Godzilla-Fachleute gibt es viele, und die meisten von ihnen sind mindestens genauso phänomenal wie das Monster selbst. Kurz vor dem Kinostart von Roland Emmerichs Remake-Spektakel sind sie wieder da, die mitteilsamen Koryphäen im gereiften Studentenalter, allzeit bereit, einem zu erzählen, wie toll das damals in den Sonntagnachmittags-Vorstellungen immer war – erst erfolgreich an der Kassiererin vorbeigemogelt, weil die Godzilla-Klassiker dummerweise immer erst ab 16 waren, und dann bei Cola und Chips den herrlich schlechten Monster-Film genossen. Doch Nachfragen trennt auch hier den Blender vom Fachmann. Wer da nun genau in welchem Film wann und wie gegen wen oder was gekämpft hat und wer am Ende überlebt hat, ist letztlich egal, oder?

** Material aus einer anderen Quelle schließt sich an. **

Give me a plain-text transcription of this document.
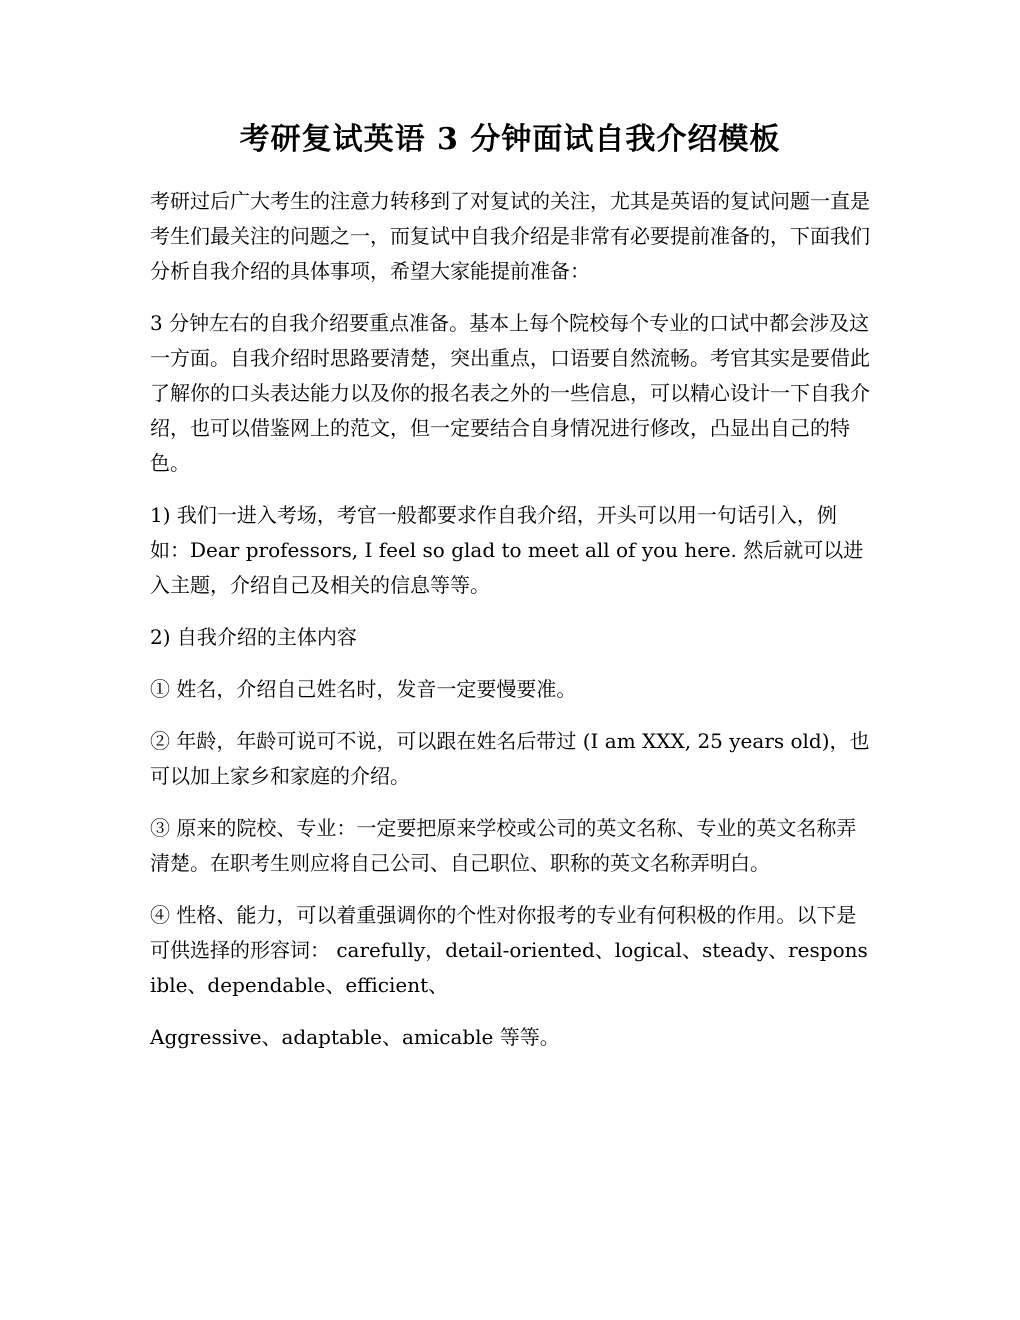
考研复试英语 3 分钟面试自我介绍模板
考研过后广大考生的注意力转移到了对复试的关注，尤其是英语的复试问题一直是考生们最关注的问题之一，而复试中自我介绍是非常有必要提前准备的，下面我们分析自我介绍的具体事项，希望大家能提前准备：
3 分钟左右的自我介绍要重点准备。基本上每个院校每个专业的口试中都会涉及这一方面。自我介绍时思路要清楚，突出重点，口语要自然流畅。考官其实是要借此了解你的口头表达能力以及你的报名表之外的一些信息，可以精心设计一下自我介绍，也可以借鉴网上的范文，但一定要结合自身情况进行修改，凸显出自己的特色。
1) 我们一进入考场，考官一般都要求作自我介绍，开头可以用一句话引入，例如：Dear professors, I feel so glad to meet all of you here. 然后就可以进入主题，介绍自己及相关的信息等等。
2) 自我介绍的主体内容
① 姓名，介绍自己姓名时，发音一定要慢要准。
② 年龄，年龄可说可不说，可以跟在姓名后带过 (I am XXX, 25 years old)，也可以加上家乡和家庭的介绍。
③ 原来的院校、专业：一定要把原来学校或公司的英文名称、专业的英文名称弄清楚。在职考生则应将自己公司、自己职位、职称的英文名称弄明白。
④ 性格、能力，可以着重强调你的个性对你报考的专业有何积极的作用。以下是可供选择的形容词： carefully，detail-oriented、logical、steady、responsible、dependable、efficient、
Aggressive、adaptable、amicable 等等。
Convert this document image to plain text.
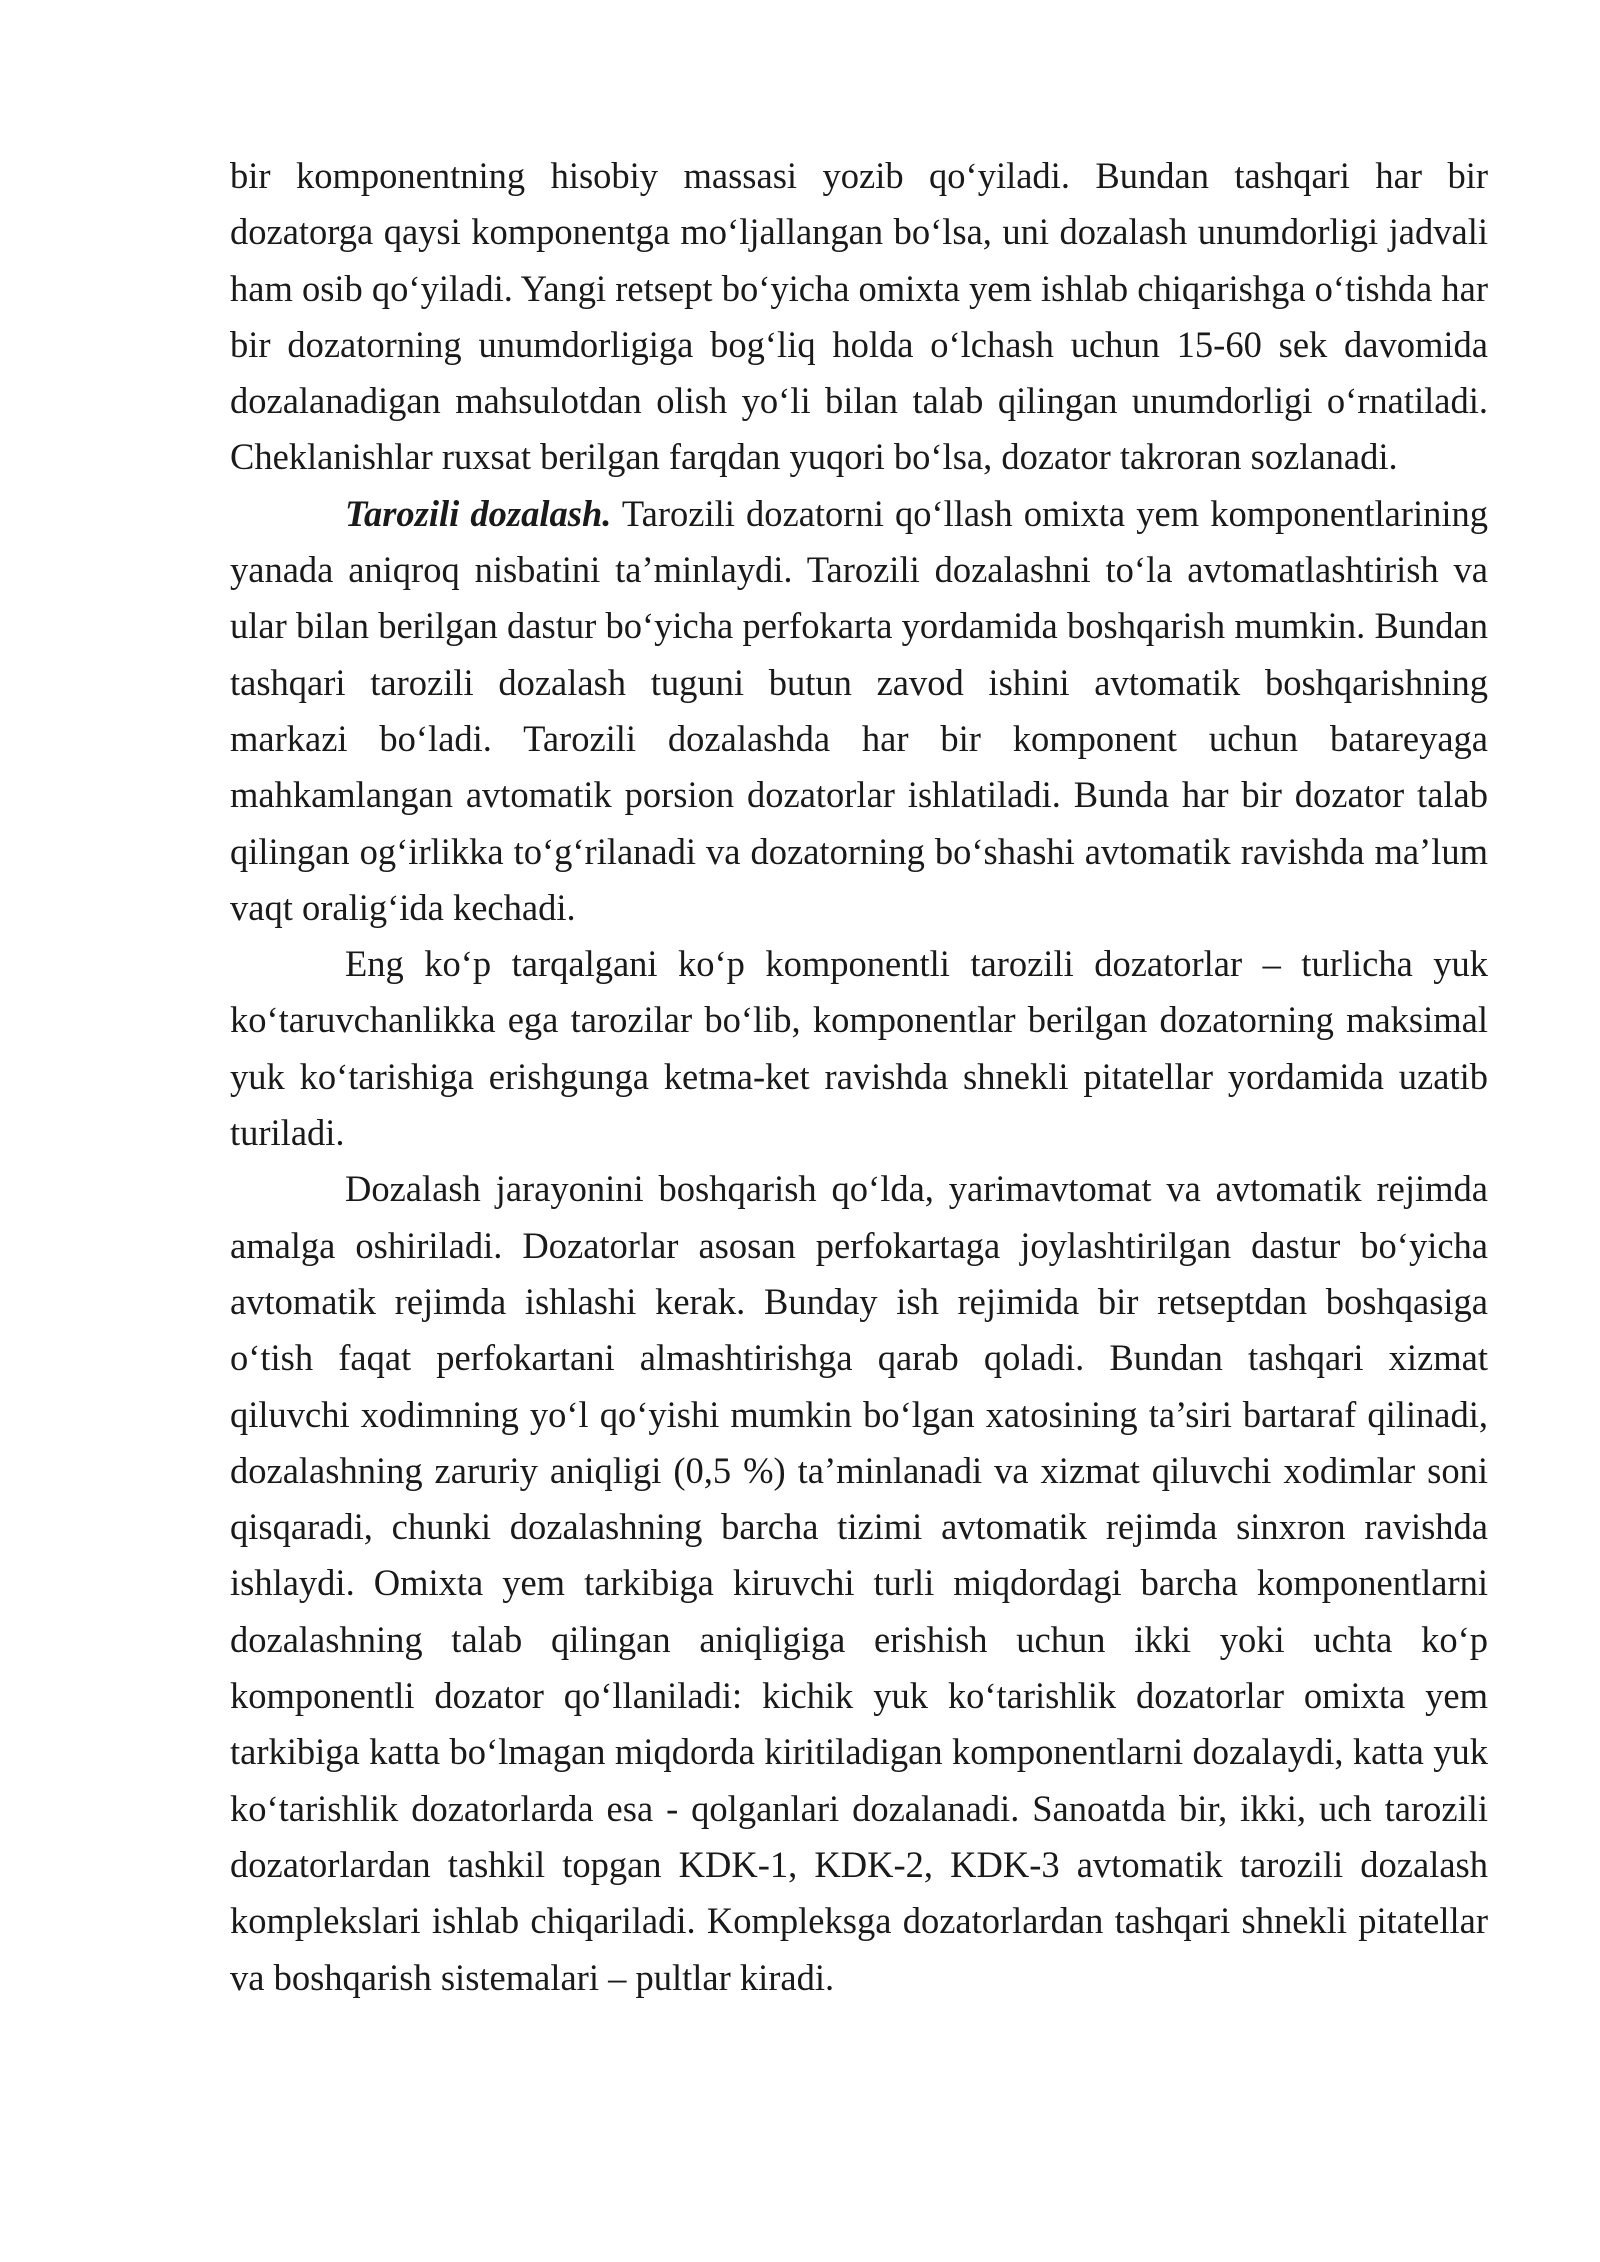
bir komponentning hisobiy massasi yozib qo‘yiladi. Bundan tashqari har bir dozatorga qaysi komponentga mo‘ljallangan bo‘lsa, uni dozalash unumdorligi jadvali ham osib qo‘yiladi. Yangi retsept bo‘yicha omixta yem ishlab chiqarishga o‘tishda har bir dozatorning unumdorligiga bog‘liq holda o‘lchash uchun 15-60 sek davomida dozalanadigan mahsulotdan olish yo‘li bilan talab qilingan unumdorligi o‘rnatiladi. Cheklanishlar ruxsat berilgan farqdan yuqori bo‘lsa, dozator takroran sozlanadi.

Tarozili dozalash. Tarozili dozatorni qo‘llash omixta yem komponentlarining yanada aniqroq nisbatini ta’minlaydi. Tarozili dozalashni to‘la avtomatlashtirish va ular bilan berilgan dastur bo‘yicha perfokarta yordamida boshqarish mumkin. Bundan tashqari tarozili dozalash tuguni butun zavod ishini avtomatik boshqarishning markazi bo‘ladi. Tarozili dozalashda har bir komponent uchun batareyaga mahkamlangan avtomatik porsion dozatorlar ishlatiladi. Bunda har bir dozator talab qilingan og‘irlikka to‘g‘rilanadi va dozatorning bo‘shashi avtomatik ravishda ma’lum vaqt oralig‘ida kechadi.

Eng ko‘p tarqalgani ko‘p komponentli tarozili dozatorlar – turlicha yuk ko‘taruvchanlikka ega tarozilar bo‘lib, komponentlar berilgan dozatorning maksimal yuk ko‘tarishiga erishgunga ketma-ket ravishda shnekli pitatellar yordamida uzatib turiladi.

Dozalash jarayonini boshqarish qo‘lda, yarimavtomat va avtomatik rejimda amalga oshiriladi. Dozatorlar asosan perfokartaga joylashtirilgan dastur bo‘yicha avtomatik rejimda ishlashi kerak. Bunday ish rejimida bir retseptdan boshqasiga o‘tish faqat perfokartani almashtirishga qarab qoladi. Bundan tashqari xizmat qiluvchi xodimning yo‘l qo‘yishi mumkin bo‘lgan xatosining ta’siri bartaraf qilinadi, dozalashning zaruriy aniqligi (0,5 %) ta’minlanadi va xizmat qiluvchi xodimlar soni qisqaradi, chunki dozalashning barcha tizimi avtomatik rejimda sinxron ravishda ishlaydi. Omixta yem tarkibiga kiruvchi turli miqdordagi barcha komponentlarni dozalashning talab qilingan aniqligiga erishish uchun ikki yoki uchta ko‘p komponentli dozator qo‘llaniladi: kichik yuk ko‘tarishlik dozatorlar omixta yem tarkibiga katta bo‘lmagan miqdorda kiritiladigan komponentlarni dozalaydi, katta yuk ko‘tarishlik dozatorlarda esa - qolganlari dozalanadi. Sanoatda bir, ikki, uch tarozili dozatorlardan tashkil topgan KDK-1, KDK-2, KDK-3 avtomatik tarozili dozalash komplekslari ishlab chiqariladi. Kompleksga dozatorlardan tashqari shnekli pitatellar va boshqarish sistemalari – pultlar kiradi.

Denkste! Die richtigen Godzilla-Experten haben sich zum Zweck der Abgrenzung in Kompetenzfragen einen eigenen Terminus verpaßt: Tohologen. Diese Wissenschaftler der neuen Art benennen sich nach dem Filmunternehmen Toho Co. Ltd. So hieß die japanische Produktionsgesellschaft, die mit 22 Monsterfilmen in knapp 40 Jahren ihre ganz eigene Kinogeschichte geschrieben hat. Ein Tohologe zu werden bedeutet ungefähr den gleichen Aufwand wie sich in eine fremde Sprache einzuarbeiten. Man muß einfach alles wissen – von der korrekten Besetzungsliste über diverse Alternativ-Verleihtitel bis zur Auflistung sämtlicher Monsternamen.

Wer angesichts solch dezidierter Fachfragen in Schulterzucken verfällt, erhält jetzt die Chance, sich in einem zweiwöchigen Crashkurs das entsprechende Wissen für die anrollende Monster Mania reinzupauken. Das Abaton-Kino zeigt sieben hochkarätige Genre-Klassiker. Siebenmal wüten und toben sich diese unglaublichen Supersaurier durch das japanische Inselreich, verwüsten sämtliche Großstädte und stellen die Menschen Asiens vor schier unlösbare Probleme.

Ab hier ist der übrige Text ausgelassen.